Many histochemical stains and increasing numbers of specific monoclonal antibodies, in conjunction with advanced molecular techniques, provide a huge armamentarium for the detection of microorganisms. Currently, commercially available probes are excellent for rapid identification of a limited number of mycobacteria and dimorphic fungi (in less than 1 h). PCR can be used for selected organisms, such as Aspergillus, Cryptococcus neoformans, Candida and dermatophytes, among others. Microarray screening/chip technology, although very expensive, has the advantage of being one test for hundreds of organisms.
Culture remains the ‘gold standard’ for detection of fungi and mycobacterium. However, owing to the fact that nucleic acid sequencing has played a major role in classifying mycobacteria (previously referred to as ‘atypical’), and can provide accurate identification of fungi (even those that are uncommon), it could become the new gold standard for identification of these organisms.

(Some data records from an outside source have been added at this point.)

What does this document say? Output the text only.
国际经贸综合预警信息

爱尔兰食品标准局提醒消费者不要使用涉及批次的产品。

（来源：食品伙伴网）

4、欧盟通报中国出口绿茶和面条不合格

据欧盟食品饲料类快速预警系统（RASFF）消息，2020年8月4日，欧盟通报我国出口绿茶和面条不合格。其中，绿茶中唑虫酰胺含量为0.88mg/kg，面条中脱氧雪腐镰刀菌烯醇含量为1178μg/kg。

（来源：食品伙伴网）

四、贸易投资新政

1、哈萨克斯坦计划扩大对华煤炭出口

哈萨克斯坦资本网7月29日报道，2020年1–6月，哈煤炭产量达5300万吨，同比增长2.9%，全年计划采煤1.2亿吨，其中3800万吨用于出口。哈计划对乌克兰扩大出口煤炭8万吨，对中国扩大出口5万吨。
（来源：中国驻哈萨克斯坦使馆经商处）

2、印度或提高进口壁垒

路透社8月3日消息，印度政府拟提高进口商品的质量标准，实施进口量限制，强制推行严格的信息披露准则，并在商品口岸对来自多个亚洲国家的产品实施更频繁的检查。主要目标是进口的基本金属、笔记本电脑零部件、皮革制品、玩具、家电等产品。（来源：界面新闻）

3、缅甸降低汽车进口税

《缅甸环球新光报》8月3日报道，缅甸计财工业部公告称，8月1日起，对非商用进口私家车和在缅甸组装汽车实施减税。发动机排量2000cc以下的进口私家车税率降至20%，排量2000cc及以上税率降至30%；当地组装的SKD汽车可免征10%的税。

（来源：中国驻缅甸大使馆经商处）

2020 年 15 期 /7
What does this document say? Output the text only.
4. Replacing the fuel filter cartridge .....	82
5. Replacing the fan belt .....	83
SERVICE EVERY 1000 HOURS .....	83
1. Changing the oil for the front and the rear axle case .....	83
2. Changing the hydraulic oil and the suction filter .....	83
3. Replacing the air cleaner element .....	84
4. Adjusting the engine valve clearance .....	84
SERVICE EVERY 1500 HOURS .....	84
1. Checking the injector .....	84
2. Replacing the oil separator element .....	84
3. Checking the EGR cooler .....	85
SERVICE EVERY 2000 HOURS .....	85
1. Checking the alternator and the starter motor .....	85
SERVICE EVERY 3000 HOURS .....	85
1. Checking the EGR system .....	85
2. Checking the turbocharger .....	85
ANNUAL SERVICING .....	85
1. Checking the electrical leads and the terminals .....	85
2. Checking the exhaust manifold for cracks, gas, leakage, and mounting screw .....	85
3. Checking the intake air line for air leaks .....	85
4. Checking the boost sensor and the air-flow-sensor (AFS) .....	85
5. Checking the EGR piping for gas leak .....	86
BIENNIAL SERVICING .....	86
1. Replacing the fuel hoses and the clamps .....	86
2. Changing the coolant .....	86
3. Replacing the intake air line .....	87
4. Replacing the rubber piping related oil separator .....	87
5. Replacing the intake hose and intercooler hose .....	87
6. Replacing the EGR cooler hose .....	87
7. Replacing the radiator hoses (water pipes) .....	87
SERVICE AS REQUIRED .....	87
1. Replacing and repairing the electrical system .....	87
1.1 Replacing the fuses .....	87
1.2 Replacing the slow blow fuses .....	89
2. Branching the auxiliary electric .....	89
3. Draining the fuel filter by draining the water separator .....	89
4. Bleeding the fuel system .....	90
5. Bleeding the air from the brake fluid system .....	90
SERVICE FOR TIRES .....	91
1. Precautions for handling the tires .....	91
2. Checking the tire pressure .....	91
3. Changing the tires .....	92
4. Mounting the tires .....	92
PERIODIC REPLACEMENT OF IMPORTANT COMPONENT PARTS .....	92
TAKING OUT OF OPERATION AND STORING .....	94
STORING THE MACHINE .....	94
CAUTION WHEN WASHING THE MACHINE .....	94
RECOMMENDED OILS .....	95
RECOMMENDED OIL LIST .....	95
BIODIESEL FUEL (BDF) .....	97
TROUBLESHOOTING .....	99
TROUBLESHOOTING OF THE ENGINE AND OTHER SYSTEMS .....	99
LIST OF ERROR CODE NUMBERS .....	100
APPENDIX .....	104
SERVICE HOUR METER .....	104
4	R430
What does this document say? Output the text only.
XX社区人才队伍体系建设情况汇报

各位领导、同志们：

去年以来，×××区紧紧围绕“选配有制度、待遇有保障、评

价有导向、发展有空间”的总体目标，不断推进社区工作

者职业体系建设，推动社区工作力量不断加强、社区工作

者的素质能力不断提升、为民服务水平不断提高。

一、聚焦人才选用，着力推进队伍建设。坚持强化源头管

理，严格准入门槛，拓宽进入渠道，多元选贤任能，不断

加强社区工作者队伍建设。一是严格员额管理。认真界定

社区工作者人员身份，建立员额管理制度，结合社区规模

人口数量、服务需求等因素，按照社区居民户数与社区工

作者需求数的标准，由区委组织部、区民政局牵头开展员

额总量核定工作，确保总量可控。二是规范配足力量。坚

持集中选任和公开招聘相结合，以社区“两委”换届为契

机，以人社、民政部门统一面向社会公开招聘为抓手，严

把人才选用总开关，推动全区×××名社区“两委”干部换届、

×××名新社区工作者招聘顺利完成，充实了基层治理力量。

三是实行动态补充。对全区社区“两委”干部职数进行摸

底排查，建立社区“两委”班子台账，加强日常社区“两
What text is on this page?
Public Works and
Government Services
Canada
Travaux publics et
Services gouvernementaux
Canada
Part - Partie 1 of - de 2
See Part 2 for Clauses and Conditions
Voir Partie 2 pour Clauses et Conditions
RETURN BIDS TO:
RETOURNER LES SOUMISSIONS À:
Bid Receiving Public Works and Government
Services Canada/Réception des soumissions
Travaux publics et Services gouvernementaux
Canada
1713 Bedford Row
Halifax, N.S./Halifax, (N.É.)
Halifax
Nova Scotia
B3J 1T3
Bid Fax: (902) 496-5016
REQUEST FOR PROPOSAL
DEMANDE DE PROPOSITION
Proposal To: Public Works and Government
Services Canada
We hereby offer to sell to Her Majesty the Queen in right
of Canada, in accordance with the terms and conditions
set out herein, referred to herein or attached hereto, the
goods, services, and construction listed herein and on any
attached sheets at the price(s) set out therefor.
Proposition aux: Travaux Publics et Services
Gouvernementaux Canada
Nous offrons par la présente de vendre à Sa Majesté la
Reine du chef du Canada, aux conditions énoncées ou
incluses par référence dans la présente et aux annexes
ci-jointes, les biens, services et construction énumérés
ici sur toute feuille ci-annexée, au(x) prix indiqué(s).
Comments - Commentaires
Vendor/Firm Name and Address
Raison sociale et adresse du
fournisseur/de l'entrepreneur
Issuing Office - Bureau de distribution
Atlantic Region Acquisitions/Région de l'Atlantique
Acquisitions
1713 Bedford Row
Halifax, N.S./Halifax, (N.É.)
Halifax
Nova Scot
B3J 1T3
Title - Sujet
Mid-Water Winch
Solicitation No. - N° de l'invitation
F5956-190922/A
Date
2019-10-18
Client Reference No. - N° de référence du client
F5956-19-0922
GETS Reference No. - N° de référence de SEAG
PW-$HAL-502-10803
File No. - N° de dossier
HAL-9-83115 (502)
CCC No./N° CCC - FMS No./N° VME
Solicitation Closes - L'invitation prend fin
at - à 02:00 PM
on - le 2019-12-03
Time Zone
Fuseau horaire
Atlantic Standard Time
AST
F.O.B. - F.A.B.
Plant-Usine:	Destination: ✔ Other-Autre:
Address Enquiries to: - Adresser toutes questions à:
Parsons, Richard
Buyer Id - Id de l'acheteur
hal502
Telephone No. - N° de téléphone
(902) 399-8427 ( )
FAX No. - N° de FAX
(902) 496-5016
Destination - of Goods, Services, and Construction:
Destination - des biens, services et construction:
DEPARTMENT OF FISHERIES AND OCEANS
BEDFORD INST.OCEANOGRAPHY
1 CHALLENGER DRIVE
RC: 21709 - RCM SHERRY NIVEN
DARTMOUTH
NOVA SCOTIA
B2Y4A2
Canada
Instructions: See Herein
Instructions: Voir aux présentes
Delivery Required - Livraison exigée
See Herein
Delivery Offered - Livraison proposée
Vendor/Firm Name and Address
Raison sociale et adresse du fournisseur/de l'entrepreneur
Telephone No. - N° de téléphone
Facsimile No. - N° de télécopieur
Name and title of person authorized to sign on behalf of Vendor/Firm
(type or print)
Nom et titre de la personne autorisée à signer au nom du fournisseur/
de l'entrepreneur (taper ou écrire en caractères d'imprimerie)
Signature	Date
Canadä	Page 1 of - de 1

The best application for molecular methods is for slower growing organisms, and it is possible that, some day, they may replace many conventional methods if the complexity of the tests and costs are reasonable. Although presently available tests appear to be clinically useful when properly applied, further technical development and clinical studies are needed before these powerful diagnostic tools are able to achieve their full value.
Conclusion
This was a thoroughably enjoyable meeting with a strong clinical flavor. The meeting would be valuable for practicing dermatologists and third-year residents. Nurse practitioners and physician assistants would also gain considerable benefit by attending this meeting.